Chewing fennel seeds and sipping fennel tea are common remedies in some Asian cultures while heating herbal poultices with fennel and applying them on the skin has been part of traditional Chinese medicine. Candied fennel seeds and fennel teas are widely available for purchase online. Fennel-derived colic remedies may pose a safety issue for infants. Still, they shouldn't be used without a green light from your child's pediatrician, per a 2020 review published in the International Journal of Pediatrics.

Like many traditional remedies, fennel hasn't been studied much in a scientifically controlled manner in human subjects. However, the literature is full of studies of the digestive effects of fennel oil added to cow and broiler chicken feed and rat and guinea pig chow. But a few randomized, controlled human studies in China have investigated various fennel preparations. A 2015 study published in the Journal of Sichuan University found that fennel tea (5 grams of fennel seeds in about ½ cup of boiling water may help with bowel motility.
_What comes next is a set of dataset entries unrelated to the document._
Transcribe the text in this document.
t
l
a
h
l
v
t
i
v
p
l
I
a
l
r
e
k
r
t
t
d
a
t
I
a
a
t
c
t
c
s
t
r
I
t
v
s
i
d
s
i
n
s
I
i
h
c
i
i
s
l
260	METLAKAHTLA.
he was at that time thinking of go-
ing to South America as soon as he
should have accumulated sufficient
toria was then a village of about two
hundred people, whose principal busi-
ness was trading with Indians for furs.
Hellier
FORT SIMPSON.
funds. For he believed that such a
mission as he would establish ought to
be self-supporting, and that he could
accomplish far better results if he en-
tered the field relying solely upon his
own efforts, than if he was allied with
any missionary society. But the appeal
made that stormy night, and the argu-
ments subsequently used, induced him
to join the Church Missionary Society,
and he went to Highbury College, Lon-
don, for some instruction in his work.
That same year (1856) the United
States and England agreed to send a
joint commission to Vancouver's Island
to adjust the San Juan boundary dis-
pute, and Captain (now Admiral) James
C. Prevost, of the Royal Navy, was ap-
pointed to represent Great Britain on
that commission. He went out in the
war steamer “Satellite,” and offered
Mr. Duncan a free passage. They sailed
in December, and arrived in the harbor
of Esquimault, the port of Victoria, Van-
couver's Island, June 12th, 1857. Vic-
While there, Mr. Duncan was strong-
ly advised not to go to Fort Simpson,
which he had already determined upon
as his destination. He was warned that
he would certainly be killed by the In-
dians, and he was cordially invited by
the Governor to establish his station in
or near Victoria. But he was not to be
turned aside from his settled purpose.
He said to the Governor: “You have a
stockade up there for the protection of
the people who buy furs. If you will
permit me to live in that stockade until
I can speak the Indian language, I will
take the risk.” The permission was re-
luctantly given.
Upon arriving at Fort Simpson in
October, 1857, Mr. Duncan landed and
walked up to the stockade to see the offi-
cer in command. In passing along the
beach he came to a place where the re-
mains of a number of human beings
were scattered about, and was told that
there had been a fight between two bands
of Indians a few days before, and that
Even more so, a 2020 publication in Surgery found that heated fennel therapy (500 grams of fennel, heated in a microwave, wrapped in a towel and placed on the belly could promote gastrointestinal motility following abdominal surgery.

The Bottom Line

While time might be what you need to find relief from an uncomfortable stomachache, there are plenty of science-backed home remedies you can try out to help you find relief faster. Whether it's acid reflux or nausea causing your stomachache, bloating or a general feeling of being too full, try out these helpful tips for easing your upset stomach.

However, you should be aware that stomach symptoms could indicate more severe conditions. Talk to your healthcare provider if you have consistent stomach pain and other symptoms like nausea and vomiting.